Dert burada aslında. Bir vakit evliliği birbiri için çok uygun olan iki insan bir vakit sonra çok uygun olmaz bir hale gelebiliyor. Yani kendisi için daha anne kadın isteyen, kendini daha derleyip toplayan bir kadın isteyen adam bir süre sonra diyor ki; ben kadın gibi bir kadın istiyorum. Ya da çok canlı çok hareketli bir adamla hayatını daha iyi sürdürebileceğini düşünen bir kadın bir süre sonra diyor ki; hiç eve girmiyor. Çok geleneksel söylemlerden biride şudur aslında; sıklıkla evleniş nedenimiz bir süre sonra boşanma nedenimiz olur yani adam hareketli diye evlenirsin sonra eve girmiyor diye boşanırsın. Önceliğiniz değişmiştir, ihtiyacınız azalmıştır.

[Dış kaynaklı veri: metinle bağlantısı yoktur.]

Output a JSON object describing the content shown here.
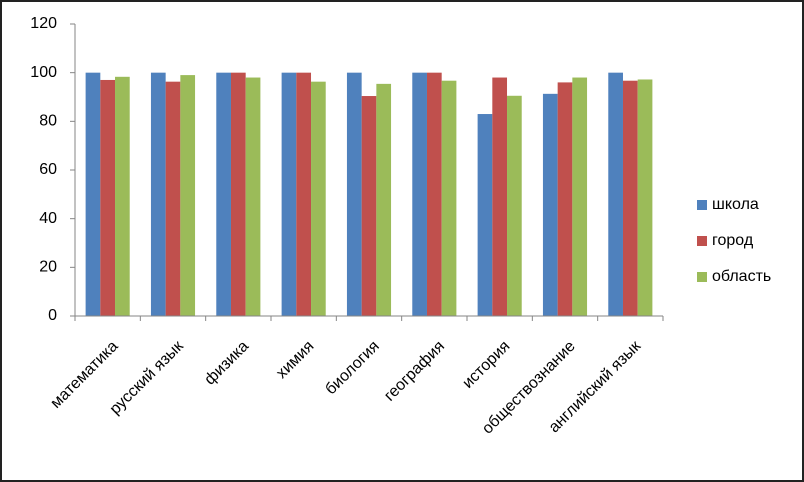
{
  "chart_data": {
    "type": "bar",
    "categories": [
      "математика",
      "русский язык",
      "физика",
      "химия",
      "биология",
      "география",
      "история",
      "обществознание",
      "английский язык"
    ],
    "series": [
      {
        "name": "школа",
        "color": "#4f81bd",
        "values": [
          100,
          100,
          100,
          100,
          100,
          100,
          83,
          91.3,
          100
        ]
      },
      {
        "name": "город",
        "color": "#c0504d",
        "values": [
          97,
          96.3,
          100,
          100,
          90.4,
          100,
          98,
          96,
          96.7
        ]
      },
      {
        "name": "область",
        "color": "#9bbb59",
        "values": [
          98.3,
          99,
          98,
          96.3,
          95.4,
          96.7,
          90.5,
          98,
          97.2
        ]
      }
    ],
    "ylim": [
      0,
      120
    ],
    "yticks": [
      0,
      20,
      40,
      60,
      80,
      100,
      120
    ],
    "grid": false,
    "legend": "right"
  }
}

Evliliğin sosyal bir kontrat olduğunu fark etmek gerekiyor
Bu coğrafyada insanlar aynı zamanda birbirlerinin aileleriyle de evlenirler. Bu sadece bir fiziksel olarak bir arada olma hali değildir. Aile dinamiği ve kültürüyle de evlenirsiniz. Buradaki denklemi doğru okumak lazım. Belki evliliğe uygun olmak mevzusunda sadece partnerlerin hazır olmak mevzusuna, partnerlerin birbirine uyumuna değil aynı zamanda da bu bilginin özümsenmiş oluşuna da bakmak gerekir. Evlilik; analı, babalı, dayılı, amcalı, halalı kocaman bir koloni halidir, böyle bir hikayedir. Bu coğrafyada hangi sosyal grupta olursanız olun bu alandaki dertler duygusal olarak evliliğin önündeki önemli engellerdendir. Hepimizin içinde köken ailemiz tarafından onaylanma ve sevilme isteği vardır ve bu neredeyse bizim sevilişimizin ispatıdır.

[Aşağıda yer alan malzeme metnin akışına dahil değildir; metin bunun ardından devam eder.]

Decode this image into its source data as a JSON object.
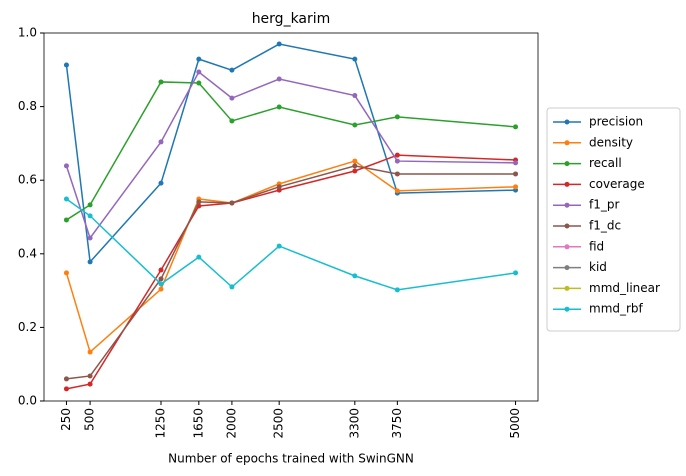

Bu coğrafyada 10 yıldır sevgili olmakla ondan sonra evlenmek arasındaki iddialı farklar vardır. 10 yıldır aynı evde de yaşıyor olabilirsiniz. Gelip şunu diyor çift: biz 5 yıldır sevgiliyiz 3 yıldır aynı evde yaşıyoruz 6 ay önce evlendik ve her şey darmadağın oldu. Evlilik insanın hem kendi alt kültüründeki bilgileri çıkarır. Şunu der mesela; sevgilim evlenmeden önce annesini hiç aramıyordu şimdi annesi çok önemli bir kimlik haline geldi.
Evlendiğiniz vakit artık başka bir ailenin adamı olursunuz ve köken ailenizden ayrılmışsınızdır, bir sürü suçluluk ve ilişkisel derdiniz güncellenir. Dolayısıyla anneyle ya da diğer ebeveynle kurulan ilişkiyi daha önemsemeye başlarsınız. Bunların hepsi fena değil, sağlıklı aynı zamanda. Fakat bu coğrafyadaki evliliğin tarifinin iyi okunması gerekiyor. Şundan bahsetmiyorum katiyen; her evlenenin partnerinin ailesiyle can ciğer kuzu sarması olması gerekmiyor. Ama bu coğrafyada evliliğin bir alt dinamiği var ve bu dinamik köken aileleri de içerir, bunlarla kurulan ilişkileri yönetme becerisine sahip olmak evliliğe hazır olmaktaki en önemli unsurlardan biridir. Bir minik dip not; partnerinizin köken ailesi ile ondan bağımsız ayrı ilişki kurun.